Coming into private industry was a real eye-opener. You’re in-house staff and you don’t get to say who can use the computer. People use the filesystems for IPC, store 100M files of 200B each, read() and write() terabytes of data 1B at a time, you name it. If I had $100 for every job in which I saw 10,000 cores running a stat() in a while loop waiting for some data to get written to it by one process that had long since died, I’d be retired on a beach somewhere.

The problem with POSIX I/O is that it’s so, so easy and it almost always works when you expect it to. GPFS (what I’m most familiar with) is amazing at enforcing the consistency. I’ve seen parallel filesystems and disk break in every imaginable way and in a lot of ways that aren’t, but I’ve never seen GPFS present data inconsistently across time where some write call was finished and it’s data didn’t show up to a read() started after the write got its lock or a situation where some process opened a file after the unlink was acknowledged. For a developer who hasn’t ever worked with parallel computing and whose boss just wants them to make it work, the filesystem is an amazing tool. I honestly can’t blame a developer who makes it work for 1000 cores and then gets upset with me when it blows up at 1500. I get grouchy with them, but I don’t blame them. (There’s a difference!)
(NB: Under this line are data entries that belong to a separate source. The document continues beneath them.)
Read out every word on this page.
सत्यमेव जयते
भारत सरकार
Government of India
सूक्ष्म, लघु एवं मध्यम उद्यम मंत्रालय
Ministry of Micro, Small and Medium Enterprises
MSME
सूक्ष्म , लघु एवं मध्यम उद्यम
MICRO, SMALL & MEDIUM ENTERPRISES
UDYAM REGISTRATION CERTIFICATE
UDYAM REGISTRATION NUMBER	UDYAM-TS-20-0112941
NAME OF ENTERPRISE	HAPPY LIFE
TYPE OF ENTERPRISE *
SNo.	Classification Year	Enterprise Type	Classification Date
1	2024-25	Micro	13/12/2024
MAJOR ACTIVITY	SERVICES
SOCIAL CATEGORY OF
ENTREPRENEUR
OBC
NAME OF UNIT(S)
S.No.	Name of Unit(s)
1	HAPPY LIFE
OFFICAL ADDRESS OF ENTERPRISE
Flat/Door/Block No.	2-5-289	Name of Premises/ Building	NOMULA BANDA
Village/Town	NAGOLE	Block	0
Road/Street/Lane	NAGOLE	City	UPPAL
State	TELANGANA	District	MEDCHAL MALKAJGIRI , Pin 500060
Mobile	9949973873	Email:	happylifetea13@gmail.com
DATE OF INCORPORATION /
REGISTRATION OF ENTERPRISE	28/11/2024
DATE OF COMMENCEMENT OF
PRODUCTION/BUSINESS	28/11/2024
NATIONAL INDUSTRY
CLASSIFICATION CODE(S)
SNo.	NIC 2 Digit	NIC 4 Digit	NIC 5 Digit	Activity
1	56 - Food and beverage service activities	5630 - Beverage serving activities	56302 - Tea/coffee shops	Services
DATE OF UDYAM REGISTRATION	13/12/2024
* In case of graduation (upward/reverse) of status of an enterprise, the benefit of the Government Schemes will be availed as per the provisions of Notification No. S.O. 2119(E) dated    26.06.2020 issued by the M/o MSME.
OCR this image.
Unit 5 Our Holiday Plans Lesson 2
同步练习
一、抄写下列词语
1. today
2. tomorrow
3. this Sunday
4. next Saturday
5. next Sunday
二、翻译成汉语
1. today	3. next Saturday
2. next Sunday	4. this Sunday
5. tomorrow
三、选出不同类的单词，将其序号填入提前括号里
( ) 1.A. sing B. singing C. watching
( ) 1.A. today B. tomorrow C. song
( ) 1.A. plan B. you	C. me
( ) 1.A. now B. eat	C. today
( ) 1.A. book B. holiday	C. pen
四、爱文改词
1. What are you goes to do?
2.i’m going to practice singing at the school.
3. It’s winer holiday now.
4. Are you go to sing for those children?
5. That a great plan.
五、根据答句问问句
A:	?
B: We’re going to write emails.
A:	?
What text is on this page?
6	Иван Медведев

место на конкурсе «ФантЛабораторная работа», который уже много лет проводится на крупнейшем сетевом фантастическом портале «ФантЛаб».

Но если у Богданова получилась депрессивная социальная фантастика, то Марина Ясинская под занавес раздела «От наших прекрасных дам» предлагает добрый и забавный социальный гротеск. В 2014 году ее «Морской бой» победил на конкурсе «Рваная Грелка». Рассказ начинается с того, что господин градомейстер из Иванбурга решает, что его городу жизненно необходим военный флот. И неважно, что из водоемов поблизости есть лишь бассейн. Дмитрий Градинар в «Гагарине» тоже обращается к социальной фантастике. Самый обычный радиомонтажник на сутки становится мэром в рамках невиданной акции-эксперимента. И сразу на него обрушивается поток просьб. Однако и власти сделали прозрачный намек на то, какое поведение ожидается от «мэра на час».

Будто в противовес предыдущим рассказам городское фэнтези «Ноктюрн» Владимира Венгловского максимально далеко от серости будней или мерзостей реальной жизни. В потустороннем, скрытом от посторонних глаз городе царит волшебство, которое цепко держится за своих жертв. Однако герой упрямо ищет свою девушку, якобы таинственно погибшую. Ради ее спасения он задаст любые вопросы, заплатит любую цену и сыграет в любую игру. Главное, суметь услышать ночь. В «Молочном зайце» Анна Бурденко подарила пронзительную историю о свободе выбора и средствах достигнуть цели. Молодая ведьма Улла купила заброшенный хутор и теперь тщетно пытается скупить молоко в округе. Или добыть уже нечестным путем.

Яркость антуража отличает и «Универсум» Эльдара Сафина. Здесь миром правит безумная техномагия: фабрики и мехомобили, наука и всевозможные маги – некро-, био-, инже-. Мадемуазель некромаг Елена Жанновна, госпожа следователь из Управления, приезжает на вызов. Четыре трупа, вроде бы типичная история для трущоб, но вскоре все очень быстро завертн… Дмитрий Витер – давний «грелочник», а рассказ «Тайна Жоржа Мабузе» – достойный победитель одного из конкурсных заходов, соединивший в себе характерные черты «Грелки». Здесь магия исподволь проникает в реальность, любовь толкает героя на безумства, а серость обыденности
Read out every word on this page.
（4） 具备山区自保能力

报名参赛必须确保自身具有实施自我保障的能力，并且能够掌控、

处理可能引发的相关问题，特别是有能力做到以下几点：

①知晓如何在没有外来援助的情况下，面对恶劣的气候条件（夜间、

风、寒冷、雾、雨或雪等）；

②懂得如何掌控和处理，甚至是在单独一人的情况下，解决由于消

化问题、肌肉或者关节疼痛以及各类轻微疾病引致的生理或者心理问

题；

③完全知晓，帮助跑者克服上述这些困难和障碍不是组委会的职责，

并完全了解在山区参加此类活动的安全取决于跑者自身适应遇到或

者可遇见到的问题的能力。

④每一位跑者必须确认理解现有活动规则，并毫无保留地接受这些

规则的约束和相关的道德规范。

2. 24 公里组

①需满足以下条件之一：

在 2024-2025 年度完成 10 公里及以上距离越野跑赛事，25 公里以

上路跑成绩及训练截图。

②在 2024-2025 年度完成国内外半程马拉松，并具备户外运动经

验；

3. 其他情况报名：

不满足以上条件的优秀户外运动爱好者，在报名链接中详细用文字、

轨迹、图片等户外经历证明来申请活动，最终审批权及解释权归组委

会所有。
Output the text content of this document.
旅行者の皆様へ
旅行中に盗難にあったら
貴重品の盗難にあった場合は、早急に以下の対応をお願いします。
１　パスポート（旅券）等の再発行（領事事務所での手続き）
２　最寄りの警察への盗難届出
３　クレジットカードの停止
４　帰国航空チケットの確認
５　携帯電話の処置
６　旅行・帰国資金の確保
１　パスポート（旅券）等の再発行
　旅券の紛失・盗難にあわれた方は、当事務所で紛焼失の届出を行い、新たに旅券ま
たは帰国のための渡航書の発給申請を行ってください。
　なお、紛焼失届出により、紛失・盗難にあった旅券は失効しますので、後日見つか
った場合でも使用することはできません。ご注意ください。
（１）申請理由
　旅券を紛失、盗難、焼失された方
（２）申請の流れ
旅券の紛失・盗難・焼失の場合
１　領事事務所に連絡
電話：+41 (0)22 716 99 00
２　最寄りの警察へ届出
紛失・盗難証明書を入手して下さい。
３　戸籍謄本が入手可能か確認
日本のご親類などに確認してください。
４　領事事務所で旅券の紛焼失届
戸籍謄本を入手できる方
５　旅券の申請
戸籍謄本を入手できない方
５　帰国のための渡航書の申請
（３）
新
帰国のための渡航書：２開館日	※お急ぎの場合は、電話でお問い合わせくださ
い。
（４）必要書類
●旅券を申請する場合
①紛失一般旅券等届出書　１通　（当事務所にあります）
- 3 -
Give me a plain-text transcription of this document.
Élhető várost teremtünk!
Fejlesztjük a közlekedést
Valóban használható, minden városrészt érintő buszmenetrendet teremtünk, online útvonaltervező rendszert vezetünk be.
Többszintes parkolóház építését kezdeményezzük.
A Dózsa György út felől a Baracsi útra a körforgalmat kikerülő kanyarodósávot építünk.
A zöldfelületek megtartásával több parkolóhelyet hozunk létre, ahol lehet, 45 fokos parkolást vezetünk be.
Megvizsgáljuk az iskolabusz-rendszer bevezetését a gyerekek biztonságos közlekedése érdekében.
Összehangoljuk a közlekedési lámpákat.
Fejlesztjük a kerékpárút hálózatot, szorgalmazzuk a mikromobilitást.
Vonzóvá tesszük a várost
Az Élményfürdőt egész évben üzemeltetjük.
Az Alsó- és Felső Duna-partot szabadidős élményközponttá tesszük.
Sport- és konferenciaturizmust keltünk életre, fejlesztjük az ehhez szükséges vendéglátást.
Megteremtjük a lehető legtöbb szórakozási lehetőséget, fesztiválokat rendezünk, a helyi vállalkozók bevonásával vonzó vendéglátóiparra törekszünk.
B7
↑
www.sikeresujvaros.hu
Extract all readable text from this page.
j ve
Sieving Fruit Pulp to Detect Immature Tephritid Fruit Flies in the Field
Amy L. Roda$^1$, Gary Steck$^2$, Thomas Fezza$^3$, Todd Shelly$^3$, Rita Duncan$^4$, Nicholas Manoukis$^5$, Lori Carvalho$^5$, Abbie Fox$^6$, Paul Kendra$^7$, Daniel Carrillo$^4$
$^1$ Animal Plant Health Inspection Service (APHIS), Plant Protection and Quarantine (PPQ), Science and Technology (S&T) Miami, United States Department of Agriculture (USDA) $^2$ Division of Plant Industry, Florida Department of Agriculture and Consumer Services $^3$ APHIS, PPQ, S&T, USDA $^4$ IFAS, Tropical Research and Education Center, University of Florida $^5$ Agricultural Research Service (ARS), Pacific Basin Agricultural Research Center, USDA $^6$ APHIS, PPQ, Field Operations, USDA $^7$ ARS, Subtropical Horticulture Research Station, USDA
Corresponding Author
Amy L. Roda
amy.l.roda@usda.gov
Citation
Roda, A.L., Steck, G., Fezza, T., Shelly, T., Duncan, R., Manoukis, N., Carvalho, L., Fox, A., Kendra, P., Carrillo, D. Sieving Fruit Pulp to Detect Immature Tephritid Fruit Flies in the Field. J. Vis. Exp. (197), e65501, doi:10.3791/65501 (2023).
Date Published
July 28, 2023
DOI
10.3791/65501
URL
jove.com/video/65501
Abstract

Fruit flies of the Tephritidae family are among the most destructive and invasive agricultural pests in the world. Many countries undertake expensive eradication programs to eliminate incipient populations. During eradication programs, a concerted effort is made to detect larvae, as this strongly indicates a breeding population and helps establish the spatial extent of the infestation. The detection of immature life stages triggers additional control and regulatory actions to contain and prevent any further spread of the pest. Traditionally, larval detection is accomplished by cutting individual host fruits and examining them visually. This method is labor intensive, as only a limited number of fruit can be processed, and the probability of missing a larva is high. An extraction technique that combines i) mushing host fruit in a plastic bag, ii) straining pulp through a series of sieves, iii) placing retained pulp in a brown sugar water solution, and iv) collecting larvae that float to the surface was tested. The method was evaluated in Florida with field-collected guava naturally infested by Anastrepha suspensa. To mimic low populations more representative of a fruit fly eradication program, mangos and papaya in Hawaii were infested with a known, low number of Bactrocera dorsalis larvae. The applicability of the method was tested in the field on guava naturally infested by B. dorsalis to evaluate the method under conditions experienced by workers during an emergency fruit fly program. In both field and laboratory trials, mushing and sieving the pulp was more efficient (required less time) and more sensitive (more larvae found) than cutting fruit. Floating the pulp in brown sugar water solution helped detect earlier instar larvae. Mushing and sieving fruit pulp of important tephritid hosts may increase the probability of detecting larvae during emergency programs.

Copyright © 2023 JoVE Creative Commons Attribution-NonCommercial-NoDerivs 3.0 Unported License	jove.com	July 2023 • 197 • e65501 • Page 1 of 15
But as the filesystems get bigger, the amount of work the filesystems have to do to maintain that consistency isn’t scaling. The amount of lock traffic flying back and forth between all the nodes is a lot of complexity to keep up with, and if you have the tiniest issue with your network even on some edge somewhere, you’re going to have a really unpleasant day.

One of the things that GCE and AWS have done so well is to just abandon the concept of the shared POSIX filesystem, and produce good tooling to help people deal with the IPC and workflow data processing without it. It’s a hell of a lot of work to go from an on-site HPC environment to GCE though. There’s a ton of money to be made for someone who can make that transition easier and cheaper (if you’ve got it figured out, you know, call me. I want to on it!), but people have sunk so much money into their parallel filesystems and disk that it’s a tough ask for the C-suite. Hypothetically speaking, someone I know really well who’s a lot like me was recently leading a project to do exactly this that got shut down basically because they couldn’t prove it would be cheaper in 3 years.

This is a lovely wedge of experience.

You are of course very correct that if you have a massive number of processes using files for IPC, things will fail in very strange ways.

One of the very positive things that AWS/GCE provide is simple scalable primitives, with obvious metrics to measure limits. For example SQS is a brilliant primitive for many-many message based processing. It avoids the horror of running a HA kafka queue(or worse).